И снова то же чувство ирреальности происходящего. Детям всегда сложно поверить, что с ними может случиться что-то плохое. Со мной подобное происходит последние полгода, но я никак не могу свыкнуться с мыслью об этом. Я словно иду по темному тоннелю, а свет в конце моего пути то появляется, то исчезает. Опустив голову и сжав ладони в кулаки, так, что ногти до боли впиваются в кожу, продолжаю стоять посреди столовой. Эффи подходит ко мне и крепко обнимает. Я вижу слезы на ее покрытых свекольными румянами щеках, слышу судорожные всхлипы и чувствую нарастающее отвращение пополам с раздражением. Следом приходит злость. Я разрываю объятия, отталкиваю Бряк со всей силой, на которую способна, и вылетаю из комнаты. Хеймитч пытается меня задержать, но бешеный взгляд, полный ярости и боли, останавливает его.
Несколько минут спустя я уже стою на самом краю крыши небоскреба и смотрю вниз. Мысли текут в самых разных направлениях, совсем как толпы прохожих по улицам города. Сама того не осознавая до конца, я обдумываю доступные способы самоубийства. Здание высокое, вокруг крыши — силовое поле, но разве это единственный выход из западни, в которой я оказалась? С собой можно покончить даже в Капитолии, было бы желание, решимость и сообразительность. Во мне снова просыпается эгоизм. Я не думаю о близких людях, которым моя смерть причинит боль — родителях, Хеймитче. Семья никогда не узнает, что произошло на самом деле, ведь мое решение не убережет их от страшной мести разъяренного Сноу. Знай же ментор о планах подопечной, он бы разозлился, отобрал нож и наорал бы на меня за то, что я, как обычно, думаю только о себе. Весь облик выражал бы охватившее его бешенство, и только взгляд выдавал истинное чувство — страх.

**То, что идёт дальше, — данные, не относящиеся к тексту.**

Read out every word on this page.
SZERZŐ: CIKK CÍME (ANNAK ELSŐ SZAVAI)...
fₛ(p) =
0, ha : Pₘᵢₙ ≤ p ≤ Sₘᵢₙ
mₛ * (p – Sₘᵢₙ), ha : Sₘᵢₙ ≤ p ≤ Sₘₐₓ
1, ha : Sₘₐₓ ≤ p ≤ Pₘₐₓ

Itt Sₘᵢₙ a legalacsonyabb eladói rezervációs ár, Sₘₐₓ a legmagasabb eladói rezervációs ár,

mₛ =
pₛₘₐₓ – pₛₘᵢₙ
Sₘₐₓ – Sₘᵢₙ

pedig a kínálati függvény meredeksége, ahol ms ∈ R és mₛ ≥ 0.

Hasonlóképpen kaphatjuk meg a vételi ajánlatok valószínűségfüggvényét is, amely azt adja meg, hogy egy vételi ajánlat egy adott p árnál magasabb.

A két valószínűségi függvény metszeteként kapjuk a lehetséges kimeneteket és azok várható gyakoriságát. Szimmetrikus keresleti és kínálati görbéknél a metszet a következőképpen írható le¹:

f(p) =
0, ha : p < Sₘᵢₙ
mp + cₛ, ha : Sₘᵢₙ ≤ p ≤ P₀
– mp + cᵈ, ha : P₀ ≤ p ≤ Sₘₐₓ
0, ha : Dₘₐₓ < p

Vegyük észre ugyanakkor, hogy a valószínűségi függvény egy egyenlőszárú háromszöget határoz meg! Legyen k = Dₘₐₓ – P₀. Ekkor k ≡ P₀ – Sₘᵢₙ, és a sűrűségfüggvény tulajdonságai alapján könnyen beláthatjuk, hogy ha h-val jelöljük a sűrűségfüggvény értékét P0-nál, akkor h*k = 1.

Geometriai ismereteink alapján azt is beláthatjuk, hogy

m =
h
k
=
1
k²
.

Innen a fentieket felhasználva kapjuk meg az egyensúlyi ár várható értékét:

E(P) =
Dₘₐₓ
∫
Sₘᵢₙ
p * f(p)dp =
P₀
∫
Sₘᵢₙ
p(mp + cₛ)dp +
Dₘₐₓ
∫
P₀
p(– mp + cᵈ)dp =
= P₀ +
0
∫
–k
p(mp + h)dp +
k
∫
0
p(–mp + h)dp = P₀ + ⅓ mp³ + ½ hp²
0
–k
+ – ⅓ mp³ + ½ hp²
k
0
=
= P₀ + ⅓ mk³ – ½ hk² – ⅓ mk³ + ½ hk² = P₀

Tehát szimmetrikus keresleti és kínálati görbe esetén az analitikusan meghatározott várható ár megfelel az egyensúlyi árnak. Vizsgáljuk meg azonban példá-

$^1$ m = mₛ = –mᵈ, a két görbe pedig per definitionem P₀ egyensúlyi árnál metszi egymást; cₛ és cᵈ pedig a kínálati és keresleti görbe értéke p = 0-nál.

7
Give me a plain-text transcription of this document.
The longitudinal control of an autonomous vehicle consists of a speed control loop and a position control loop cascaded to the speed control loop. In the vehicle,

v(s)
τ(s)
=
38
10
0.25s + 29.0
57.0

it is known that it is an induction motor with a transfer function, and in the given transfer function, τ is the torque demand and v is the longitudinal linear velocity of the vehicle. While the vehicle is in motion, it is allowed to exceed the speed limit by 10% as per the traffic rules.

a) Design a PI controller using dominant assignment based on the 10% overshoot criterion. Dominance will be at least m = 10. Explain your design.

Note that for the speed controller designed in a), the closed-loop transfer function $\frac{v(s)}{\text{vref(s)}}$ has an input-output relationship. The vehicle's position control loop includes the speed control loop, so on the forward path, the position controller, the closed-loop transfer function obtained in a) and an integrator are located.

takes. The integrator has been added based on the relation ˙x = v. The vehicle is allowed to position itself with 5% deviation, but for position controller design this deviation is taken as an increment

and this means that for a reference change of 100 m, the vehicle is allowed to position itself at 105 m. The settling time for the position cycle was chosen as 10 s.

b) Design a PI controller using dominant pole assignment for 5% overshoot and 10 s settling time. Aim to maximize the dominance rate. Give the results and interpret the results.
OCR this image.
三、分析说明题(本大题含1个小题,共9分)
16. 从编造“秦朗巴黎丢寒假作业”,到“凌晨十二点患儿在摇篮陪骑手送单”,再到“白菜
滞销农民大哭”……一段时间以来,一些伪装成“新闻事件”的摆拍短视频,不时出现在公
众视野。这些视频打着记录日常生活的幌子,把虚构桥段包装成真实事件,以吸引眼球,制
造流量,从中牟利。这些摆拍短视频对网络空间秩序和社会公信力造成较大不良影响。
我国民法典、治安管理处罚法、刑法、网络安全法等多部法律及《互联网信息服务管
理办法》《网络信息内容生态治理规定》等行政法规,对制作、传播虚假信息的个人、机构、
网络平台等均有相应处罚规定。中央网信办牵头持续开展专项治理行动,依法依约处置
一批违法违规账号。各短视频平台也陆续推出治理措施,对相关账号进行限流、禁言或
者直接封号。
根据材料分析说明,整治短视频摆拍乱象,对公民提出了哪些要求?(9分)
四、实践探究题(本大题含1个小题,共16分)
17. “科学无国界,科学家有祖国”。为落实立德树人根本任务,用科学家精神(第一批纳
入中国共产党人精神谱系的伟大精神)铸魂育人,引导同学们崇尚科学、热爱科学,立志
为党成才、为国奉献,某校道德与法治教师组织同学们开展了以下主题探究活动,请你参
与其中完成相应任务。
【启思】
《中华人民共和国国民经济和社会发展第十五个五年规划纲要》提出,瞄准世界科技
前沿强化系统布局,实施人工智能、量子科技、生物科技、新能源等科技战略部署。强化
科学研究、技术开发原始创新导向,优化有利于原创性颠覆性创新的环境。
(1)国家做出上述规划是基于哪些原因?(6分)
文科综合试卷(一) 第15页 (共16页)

Достав из кармана нож, долго держу его в дрожащих руках, рассматривая тонкие и острые грани, раздумывая над тем, как интересно устроена наша жизнь: я всегда бежала прочь, стоило Смерти замаячить на моем горизонте, а теперь сама иду ей навстречу, старой подруге остается лишь распахнуть свои объятия. Слегка приподняв рукав, смотрю на ниточки шрамов на запястьях. Почему я медлю? Чем дальше, тем сложнее будет решиться. Но что-то держит меня здесь, не дает спокойно уйти туда, откуда не возвращаются. Когда я понимаю, что именно, злость перерастает в гнев, а отвращение к окружающим — в обиду на саму себя.
Как бы страшно это ни прозвучало, но иногда — в такие моменты, как сейчас, например, — я думаю о том, что Сноу следовало убить всю мою семью. В такие моменты я ненавижу своих родителей. Ненавижу, за то, что люблю. Настолько, что у меня не хватает сил на самоубийство, на то, чтобы бросить их на растерзание обманутому в своих ожиданиях Президенту. Сколько я сделала для того, чтобы защитить их? Сколько мне еще предстоит сделать ради них? Я хочу, чтобы они жили, и потому не могу уйти сейчас.